Our previously published investigation established the segmentation method employed in this experiment, which contains a full discussion of its strengths and limits17. The present research focuses on applying the algorithm to determine if a patient is NPDR, PDR, or normal. We compiled relevant literature in a Supplementary Table (Supplementary File 1) and compared datasets and the extent of automation among the offered methods. It is worth mentioning that most previous study used datasets from healthy eyes, but our proposed method was used on a diverse population of patients with PDR, NPDR, and normal eyes. Furthermore, as previously investigated and published in our prior investigation 17, the SVR-based segmentation approach is totally automated, providing speed. However, our method, like prior image processing-based segmentation algorithms, may not perform well when layer irregularities and oscillations are significant and layers are indistinguishable, as in DRIL. Another limitation of our study is that the proposed algorithm used in the current study does not segment all retinal layers.

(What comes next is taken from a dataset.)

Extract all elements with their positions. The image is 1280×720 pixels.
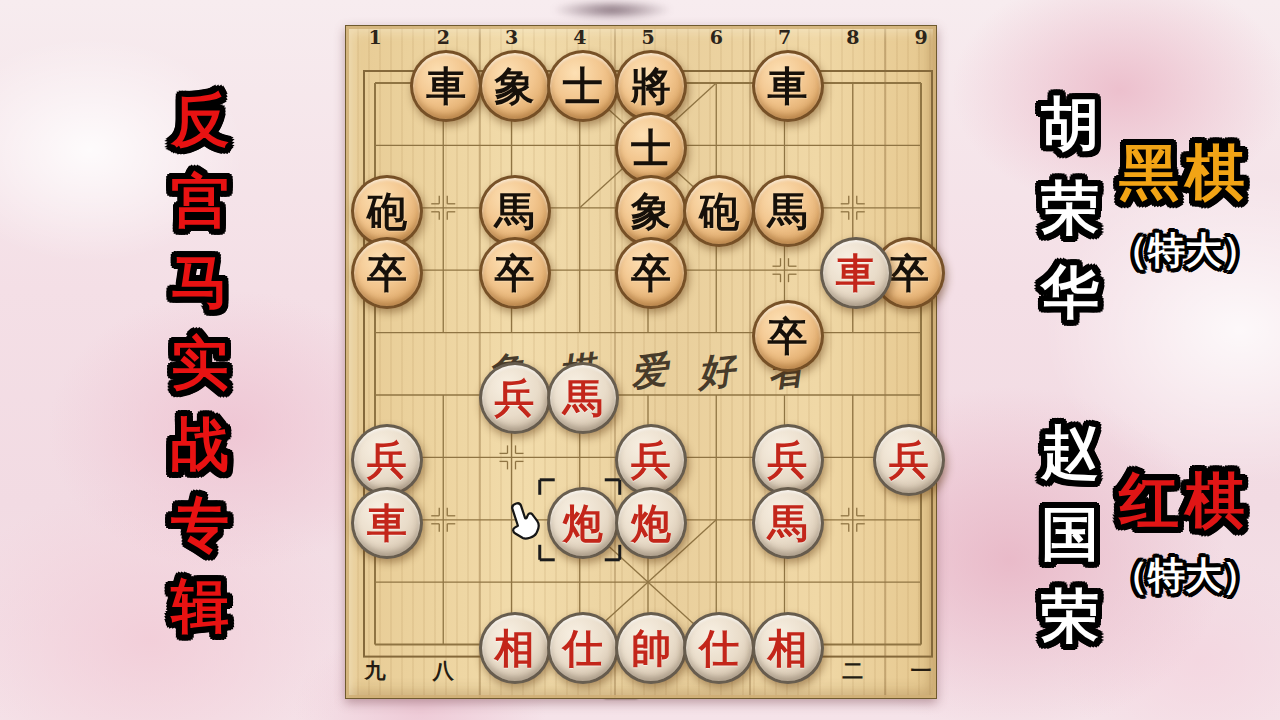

Given that OCT tilt can potentially introduce or eliminate pixels at the start or end of the curve and the straight line in certain patients, we propose that this impact may not be as significant since it affects both lines. However, in order to confirm this hypothesis, it is necessary to evaluate the SI measurement in patients with tilted and flattened OCT sections.

In summary, the evaluation of the smoothness index and irregularity of the inner and outer plexiform layers using optical coherence tomography, particularly in the nasal and temporal regions of horizontal foveal slabs, has the potential to be utilized as a biomarker for distinguishing between non-proliferative and proliferative diabetic retinopathy. Further research is required to examine the inherent progression of diabetic retinopathy across various levels of severity and its impact on the irregularity of distinct retinal layers.